20
Jul
2020

Barring Foreign Talent Is An Assault on Biotech Innovation

John Maraganore, CEO, Alnylam; immediate past chair, BIO

As a first generation American (John Maraganore) and a proud immigrant (Jeremy Levin), we’re appalled by the relentless, short-sighted assaults by this Administration on legal immigration.

The latest attempt specifically aims to limit, and potentially shut down, immigration to America of the world’s best and brightest minds.

This is precisely the time we need these bright minds.

Jeremy Levin, CEO, Ovid Therapeutics; chairman, BIO

Thankfully, in light of a suit brought by MIT and Harvard, the Administration dropped its proposal that would have prohibited international students holding F-1 visas from staying in the United States if they were taking their classes online, as most students will be doing come fall.

Many international students are in the biological sciences and in medical schools. With COVID-19 spiraling out of control here, there is no good reason to limit the entry of international students and workers. There are good reasons to welcome them and their creative problem-solving skills.

Actions that prevent the best and the brightest students, scientists and technologists from coming to America are an assault on American innovation. These corrosive attacks are coming at an increasing pace. The threat to international students came just weeks after the Administration proposed restrictions on new H1-B worker visas. Officials claimed that the impact of such actions, when combined with extended restrictions on new green cards, would bar as many as 525,000 foreign workers from the country for the remainder of the year.

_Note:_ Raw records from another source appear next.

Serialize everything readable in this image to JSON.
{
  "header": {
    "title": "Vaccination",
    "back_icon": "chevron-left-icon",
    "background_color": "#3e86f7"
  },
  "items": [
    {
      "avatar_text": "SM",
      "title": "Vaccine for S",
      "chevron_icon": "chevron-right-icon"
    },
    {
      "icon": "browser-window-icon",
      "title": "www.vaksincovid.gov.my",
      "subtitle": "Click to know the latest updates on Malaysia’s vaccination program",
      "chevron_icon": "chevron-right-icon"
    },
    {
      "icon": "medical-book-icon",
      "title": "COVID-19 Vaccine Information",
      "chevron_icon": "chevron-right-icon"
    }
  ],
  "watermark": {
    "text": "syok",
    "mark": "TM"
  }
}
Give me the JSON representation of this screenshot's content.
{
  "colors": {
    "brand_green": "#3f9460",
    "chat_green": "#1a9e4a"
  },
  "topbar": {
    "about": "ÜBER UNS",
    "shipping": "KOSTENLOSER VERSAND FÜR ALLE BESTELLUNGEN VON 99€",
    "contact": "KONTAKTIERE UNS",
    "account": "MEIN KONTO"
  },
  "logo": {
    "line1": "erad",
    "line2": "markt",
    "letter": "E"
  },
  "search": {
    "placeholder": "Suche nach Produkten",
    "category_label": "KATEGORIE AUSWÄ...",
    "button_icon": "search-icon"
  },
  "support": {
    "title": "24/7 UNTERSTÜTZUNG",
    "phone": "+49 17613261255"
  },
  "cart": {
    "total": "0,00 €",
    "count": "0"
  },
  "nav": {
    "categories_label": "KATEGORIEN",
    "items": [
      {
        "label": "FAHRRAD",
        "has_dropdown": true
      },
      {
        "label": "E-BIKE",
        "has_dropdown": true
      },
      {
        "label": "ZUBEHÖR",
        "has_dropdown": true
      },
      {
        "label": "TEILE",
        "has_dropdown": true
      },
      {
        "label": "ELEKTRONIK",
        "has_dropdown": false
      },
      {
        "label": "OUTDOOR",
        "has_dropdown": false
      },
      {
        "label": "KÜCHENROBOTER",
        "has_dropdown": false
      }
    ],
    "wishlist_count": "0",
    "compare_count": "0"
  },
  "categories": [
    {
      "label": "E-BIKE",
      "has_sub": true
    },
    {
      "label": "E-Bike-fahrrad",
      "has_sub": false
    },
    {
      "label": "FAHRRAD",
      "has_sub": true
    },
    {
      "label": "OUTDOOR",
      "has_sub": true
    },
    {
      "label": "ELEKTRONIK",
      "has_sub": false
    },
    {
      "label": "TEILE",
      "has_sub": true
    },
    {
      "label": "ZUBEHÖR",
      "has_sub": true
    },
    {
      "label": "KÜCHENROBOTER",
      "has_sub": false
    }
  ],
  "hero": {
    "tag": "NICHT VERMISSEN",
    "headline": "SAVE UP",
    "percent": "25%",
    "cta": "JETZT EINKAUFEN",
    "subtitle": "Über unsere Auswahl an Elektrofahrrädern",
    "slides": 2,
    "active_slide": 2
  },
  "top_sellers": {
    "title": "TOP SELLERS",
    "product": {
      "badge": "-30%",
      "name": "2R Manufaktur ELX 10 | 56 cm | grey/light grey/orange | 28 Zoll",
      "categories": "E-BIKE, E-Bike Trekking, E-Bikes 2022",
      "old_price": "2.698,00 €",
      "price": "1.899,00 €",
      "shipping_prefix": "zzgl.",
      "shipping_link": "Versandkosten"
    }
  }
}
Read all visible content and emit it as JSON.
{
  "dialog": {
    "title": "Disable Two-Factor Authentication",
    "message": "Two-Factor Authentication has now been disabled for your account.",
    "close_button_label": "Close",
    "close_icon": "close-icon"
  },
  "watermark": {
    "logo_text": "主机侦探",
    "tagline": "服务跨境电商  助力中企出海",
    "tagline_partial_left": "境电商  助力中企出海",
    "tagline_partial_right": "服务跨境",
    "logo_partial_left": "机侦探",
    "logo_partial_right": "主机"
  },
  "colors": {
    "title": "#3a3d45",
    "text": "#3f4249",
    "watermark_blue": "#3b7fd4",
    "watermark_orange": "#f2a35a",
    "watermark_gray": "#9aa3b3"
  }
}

These workers are needed to do critically valuable work, including helping our country better respond to COVID-19.

These anti-immigrant directives, one after another, are like waves striking a shore; they relentlessly erode the competitiveness of many sectors dependent on driving innovation, including America’s biotechnology sector.

For decades, the U.S. biotech industry was envied around the world for its success in attracting brilliant minds from abroad who sought to advance their education and careers here. The formula for success is rather simple. The generous support of US taxpayers for the National Institutes of Health, the farsighted establishment of excellent research institutions that compete for those federal grants, and a dynamic entrepreneurial economy that translates scientific discoveries into medicines are all part of what have combined to make the US the world leader in biomedicine.

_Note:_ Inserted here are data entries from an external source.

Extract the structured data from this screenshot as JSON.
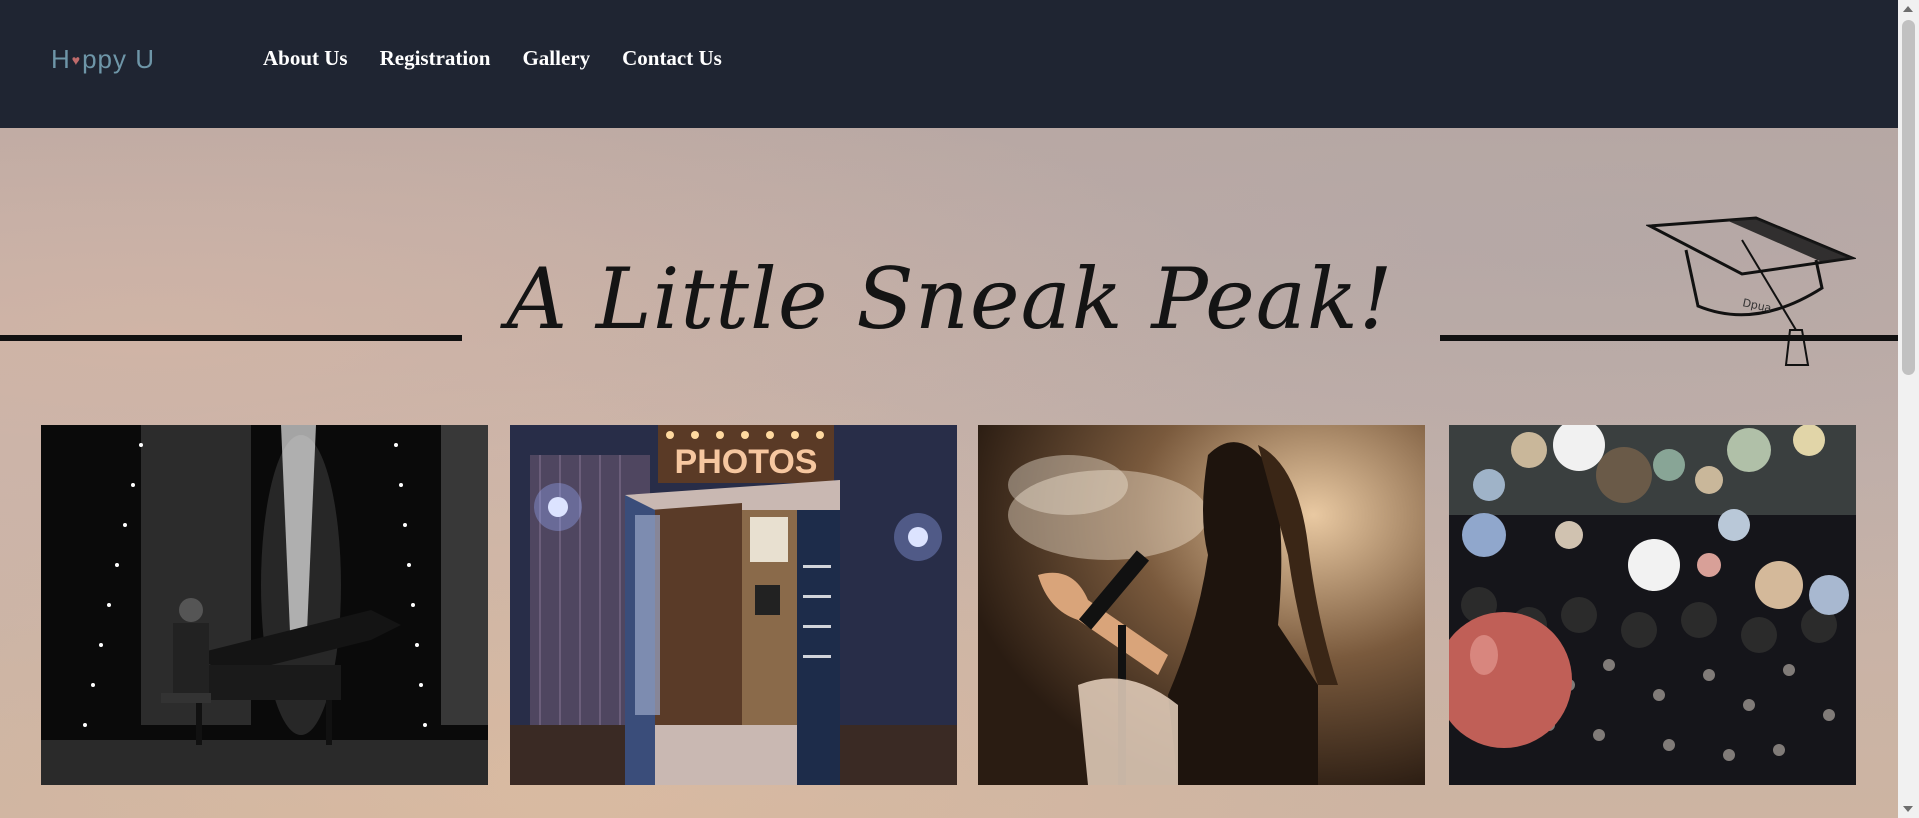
{
  "header": {
    "logo_text_1": "H",
    "logo_text_2": "ppy U",
    "logo_heart": "♥",
    "nav": [
      {
        "label": "About Us"
      },
      {
        "label": "Registration"
      },
      {
        "label": "Gallery"
      },
      {
        "label": "Contact Us"
      }
    ],
    "background_color": "#1f2532"
  },
  "hero": {
    "headline": "A Little Sneak Peak!",
    "cap_icon": "graduation-cap-icon",
    "cap_band_text": "Dpua",
    "booth_sign": "PHOTOS",
    "photos": [
      {
        "name": "piano-performance-photo"
      },
      {
        "name": "photo-booth-photo"
      },
      {
        "name": "singer-photo"
      },
      {
        "name": "balloon-party-photo"
      }
    ]
  },
  "colors": {
    "accent_text": "#141414",
    "nav_text": "#ffffff",
    "logo": "#6e96a8"
  }
}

All of it begins with people.

The people drawn to be part of this amazing enterprise as young students – immigrants who came here, began to fulfill their career potential, settled down and started families here – they are the ones who helped make our country the most powerful producer of novel medicines, vaccines, diagnostics and innovations in environmental, industrial and agricultural biotechnology.

Just over half of the 69,000 biomedical researchers in the United States are foreign-born. Of the Nobel Prizes in medicine awarded between 1960 and 2019, nearly half were awarded to immigrants who came to the United States to study and work. International students represent over 20 percent of all STEM degrees at American universities and 44 percent of PhDs.

Many of these graduates gain skills here in the US and then go home to save lives and contribute in their own countries. But the majority choose to stay here: The National Science Foundation reported that nearly three out of four foreign doctorate recipients were still in the United States 10 years after receiving their degrees.

CEOs born outside the U.S. now lead some of the most important biotechnology companies racing to find treatment and vaccines for COVID-19. Research suggests that immigrants are overrepresented compared to the general population as founders of biotech firms, and are more likely to start companies focused on human therapeutics.

Raising barriers now against inventors and scientists places obstacles in front of what our industry can accomplish – and make no mistake, our industry is key to restoring normalcy through new treatments, prophylaxis and vaccines for COVID-19.

The virtual “Go Away” sign we’ve posted in the form of immigration restrictions means scientific researchers, biomedical entrepreneurs, IT experts, doctors and nurses will find someplace else to study and then contribute to the nation that educated them.

We cannot afford to drive them away. Our competitive advantage as a country rests in large part on our ability to continue to attract the best and brightest immigrants.

Diverse perspectives enrich problem solving and lead to scientific breakthroughs. Every time we further restrict immigration or turn away foreign students, we put America and Americans at risk.  

Instead, we need to welcome and encourage the best and the brightest to come to the USA.  This is a great nation and with them we will retain and enhance our leadership.

Over the past decade, eight top pharmaceutical companies alone have received H-1B approvals for over 3,300 scientists. We’d like to double that, not reduce it. Rather than putting hurdles in front of foreign students, we’d like to welcome them with grants and loans to help them pay for the cost of American higher education.

Rather than giving in to short-sighted policies, we’d like to build upon America’s remarkable scientific achievements and vision of a nation that welcomes immigrants to our shores.

In his final speech as President, Ronald Reagan issued a warning:

“If we ever close the door to new Americans, our leadership in the world would soon be lost.”

It isn’t only the future prosperity of our nation that is at stake. It is our lives, the lives of our children and importantly America’s leadership of the world.

John Maraganore is the CEO of Alnylam Pharmaceuticals and immediate past chair of BIO; Jeremy Levin is the CEO of Ovid Therapeutics and the chairman of BIO.